I have seen this used both ways. Are both correct?
Thanks
Quasi
I have seen this used both ways. Are both correct?
Thanks
Quasi
Depends on what you are talking about, doesn’t it. You walk foreward. You read a foreword.
Complete agreement.
Oops. Didn’t read that closely enough.
Foreward is not a word. Forward is, and it’s the direction opposite backward.
A foreword consists of what is said (“word”) at the front (“fore”) of a longer work.
Perhaps I need to clarify that I have seen Foreward used in the place of Foreword at the beginning of a book?
Q
Then you, my friend, have seen a typo.
Hope this helps.
… the same typo in numerous books. The question stands.
Q
Go to http://www.m-w.com
Look up “foreward”
Did it find it?
Now look up “foreword” (it’s the first suggested option when I look up “foreward”)
Still have a question?
If I put put an entire city on the march, with each alderman leading his constituency, wouldn’t the first one be the foreward?
Or would that be what I’d call when playing golf right behind the Beaver’s dad?
It’s not actually a typo. Rather it’s a gross misunderstanding of the word that has been mistakenly perpetuated. You have seen it, and I have seen it, but it is not correct. Not one bit. It is wrong, wrong, wrong.
The correct term for this particular item of front matter is FOREWORD.
Not “forward,” “foreward,” or any other orthographic abomination. KneadToKnow is correct (well, except that first post ).

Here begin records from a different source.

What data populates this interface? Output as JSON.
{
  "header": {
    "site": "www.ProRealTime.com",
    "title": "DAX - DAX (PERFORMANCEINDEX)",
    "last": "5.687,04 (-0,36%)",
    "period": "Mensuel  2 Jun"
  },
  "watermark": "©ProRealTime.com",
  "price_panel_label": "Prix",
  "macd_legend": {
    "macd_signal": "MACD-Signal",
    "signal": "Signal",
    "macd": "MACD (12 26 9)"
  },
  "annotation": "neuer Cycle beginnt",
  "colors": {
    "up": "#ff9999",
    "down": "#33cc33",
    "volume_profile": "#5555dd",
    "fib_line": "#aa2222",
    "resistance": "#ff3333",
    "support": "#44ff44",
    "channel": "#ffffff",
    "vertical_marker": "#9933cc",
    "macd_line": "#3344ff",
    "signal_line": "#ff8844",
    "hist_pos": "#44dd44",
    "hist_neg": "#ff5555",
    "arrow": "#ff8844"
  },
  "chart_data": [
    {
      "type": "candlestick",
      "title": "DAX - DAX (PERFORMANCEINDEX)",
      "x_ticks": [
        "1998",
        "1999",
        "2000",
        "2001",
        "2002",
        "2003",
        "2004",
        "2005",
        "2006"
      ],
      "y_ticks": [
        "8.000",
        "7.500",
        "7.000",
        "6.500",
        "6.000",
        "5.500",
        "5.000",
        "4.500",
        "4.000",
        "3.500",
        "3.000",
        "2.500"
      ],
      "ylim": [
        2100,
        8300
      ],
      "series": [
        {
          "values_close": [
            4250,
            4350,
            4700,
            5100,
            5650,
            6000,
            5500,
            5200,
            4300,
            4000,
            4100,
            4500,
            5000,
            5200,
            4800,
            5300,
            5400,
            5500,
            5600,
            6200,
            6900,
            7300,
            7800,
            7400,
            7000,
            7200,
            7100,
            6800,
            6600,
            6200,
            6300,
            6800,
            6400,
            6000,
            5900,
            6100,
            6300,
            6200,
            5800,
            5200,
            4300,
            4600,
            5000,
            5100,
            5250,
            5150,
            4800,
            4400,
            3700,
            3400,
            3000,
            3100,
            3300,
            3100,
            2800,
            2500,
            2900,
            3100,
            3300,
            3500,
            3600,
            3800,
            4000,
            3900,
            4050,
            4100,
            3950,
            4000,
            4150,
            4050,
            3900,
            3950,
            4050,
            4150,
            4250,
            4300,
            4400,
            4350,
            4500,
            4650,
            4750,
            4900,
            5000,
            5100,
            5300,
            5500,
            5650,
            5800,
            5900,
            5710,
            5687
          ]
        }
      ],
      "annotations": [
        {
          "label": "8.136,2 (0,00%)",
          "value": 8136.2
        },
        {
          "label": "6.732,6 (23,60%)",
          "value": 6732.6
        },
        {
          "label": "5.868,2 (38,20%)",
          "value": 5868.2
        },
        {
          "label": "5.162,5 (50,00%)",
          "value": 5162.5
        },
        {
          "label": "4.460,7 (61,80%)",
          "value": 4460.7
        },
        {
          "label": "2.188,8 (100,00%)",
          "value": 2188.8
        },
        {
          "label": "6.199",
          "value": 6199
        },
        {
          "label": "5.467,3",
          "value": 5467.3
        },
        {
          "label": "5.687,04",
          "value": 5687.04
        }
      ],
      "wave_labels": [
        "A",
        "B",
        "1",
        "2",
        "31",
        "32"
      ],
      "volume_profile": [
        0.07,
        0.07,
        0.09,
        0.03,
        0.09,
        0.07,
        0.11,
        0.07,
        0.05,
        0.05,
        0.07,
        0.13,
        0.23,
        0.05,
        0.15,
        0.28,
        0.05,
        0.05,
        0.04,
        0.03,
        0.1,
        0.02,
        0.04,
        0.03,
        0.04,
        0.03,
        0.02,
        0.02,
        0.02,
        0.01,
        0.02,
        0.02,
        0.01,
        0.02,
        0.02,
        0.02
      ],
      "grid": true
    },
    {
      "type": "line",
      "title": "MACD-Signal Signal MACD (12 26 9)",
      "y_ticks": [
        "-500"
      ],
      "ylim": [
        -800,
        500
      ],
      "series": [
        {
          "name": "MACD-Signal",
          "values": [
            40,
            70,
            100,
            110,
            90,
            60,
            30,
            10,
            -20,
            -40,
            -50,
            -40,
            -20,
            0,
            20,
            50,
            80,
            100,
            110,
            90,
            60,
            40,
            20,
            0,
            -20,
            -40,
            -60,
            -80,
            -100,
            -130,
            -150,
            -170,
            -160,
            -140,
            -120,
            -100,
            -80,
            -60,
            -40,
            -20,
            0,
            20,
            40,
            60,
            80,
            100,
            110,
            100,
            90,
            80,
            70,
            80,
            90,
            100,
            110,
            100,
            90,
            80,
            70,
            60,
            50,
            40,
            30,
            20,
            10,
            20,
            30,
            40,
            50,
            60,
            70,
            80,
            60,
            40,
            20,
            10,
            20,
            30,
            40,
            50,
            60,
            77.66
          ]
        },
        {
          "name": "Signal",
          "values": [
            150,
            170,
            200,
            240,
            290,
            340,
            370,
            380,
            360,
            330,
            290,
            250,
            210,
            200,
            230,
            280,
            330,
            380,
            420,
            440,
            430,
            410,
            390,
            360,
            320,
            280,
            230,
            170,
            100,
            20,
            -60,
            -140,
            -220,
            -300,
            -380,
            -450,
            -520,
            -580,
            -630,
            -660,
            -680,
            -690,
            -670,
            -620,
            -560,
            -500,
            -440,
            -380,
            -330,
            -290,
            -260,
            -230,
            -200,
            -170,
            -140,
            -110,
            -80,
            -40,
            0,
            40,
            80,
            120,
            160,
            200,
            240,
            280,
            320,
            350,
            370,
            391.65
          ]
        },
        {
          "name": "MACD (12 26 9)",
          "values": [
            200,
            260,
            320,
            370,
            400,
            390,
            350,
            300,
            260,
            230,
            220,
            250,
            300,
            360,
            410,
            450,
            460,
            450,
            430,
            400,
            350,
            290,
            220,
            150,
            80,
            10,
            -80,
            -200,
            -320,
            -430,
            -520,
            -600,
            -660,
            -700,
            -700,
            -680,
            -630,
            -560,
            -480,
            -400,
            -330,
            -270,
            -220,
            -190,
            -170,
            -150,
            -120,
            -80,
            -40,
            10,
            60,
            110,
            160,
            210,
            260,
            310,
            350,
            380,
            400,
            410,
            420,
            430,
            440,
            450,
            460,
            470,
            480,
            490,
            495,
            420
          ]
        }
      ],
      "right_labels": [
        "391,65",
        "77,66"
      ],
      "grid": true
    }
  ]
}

Should have posted to your attention to begin with.
Quasi
Sorry to have been so useless to you, Quasimodem. I’ll avoid wasting your time in the future.
Um, thanks, Quasi, but I’m not the only grammar person here. KneadToKnow did give you the correct answer long before I showed up. KTK’s suggestion to check the dictionary would have answered your question right off.
I appreciate your confidence in me, but KTK’s no slouch!
Not necessarily, if he’d gone to www.dictionary.com he would have found:
foreward \Fore"ward`, n. The van; the front. [Obs.]
My foreward shall be drawn out all in length, Consisting equally of horse and foot. --Shak.
My question (and I wish I had been a little clearer at the outset) was had it become an accepted practice to purposely misspell the word in order to make a play on words
I can and did look up the word, and lo and behold, it doesn’t appear in m-w.
I will try to be clearer with my posts in the future. I agree that you are no slouch KTK, which is why I thought you would have seen the meaning of the OP right away.
Anyway, it was my post and I take full responsibility for not having thought it through and covered all the bases.
Q
covering all the bases!
Q
I know I’m not Scarlett so you probably don’t want to read my opinion but one of the vital skills as a copyeditor or proofreader is being able to do research. You don’t need to know it but you need to know where to look for the right info. And I don’t think asking on a messageboard is good research. A good dictionary is your friend.
I disagree.
“Anyway, it was my post and I take full responsibility for not having thought it through and [for not having] covered all the bases.”
Hard to see how these are the same question. Had you actually asked the first question, I would have observed that any book serious enough to have a foreword would be damaging its credibility by attempting such a rather lame and incomprehensible “play on words.”
Understood and appreciated.
But KTK didn’t point him to dictionary.com, but rather to m-w.com. Dictionary.com is operated by Lexico LLC, a company formed in 1995 that offers online reference services. I’ve never heard of them. (And can we consider an obsolete term from Shakespeare, who never spelled his own name the same way twice, helpful in this discussion?) OTOH, m-w.com is the online arm of Merriam-Webster, whose dictionaries are the direct descendants of Noah Webster’s work and and are the primary references for much of the book publishing industry. All dictionaries are not created equal.
See what Primaflora said: “A good dictionary is your friend.” A bad dictionary can lead you astray.
I meant, of course, that you walk foreward on a boat. You know, as opposed to aftward.
Anyway, it is a leap to assume that an author using the word “foreward” in a book, where the foreword appears, is making a grammatical error. He may in fact be making a pun.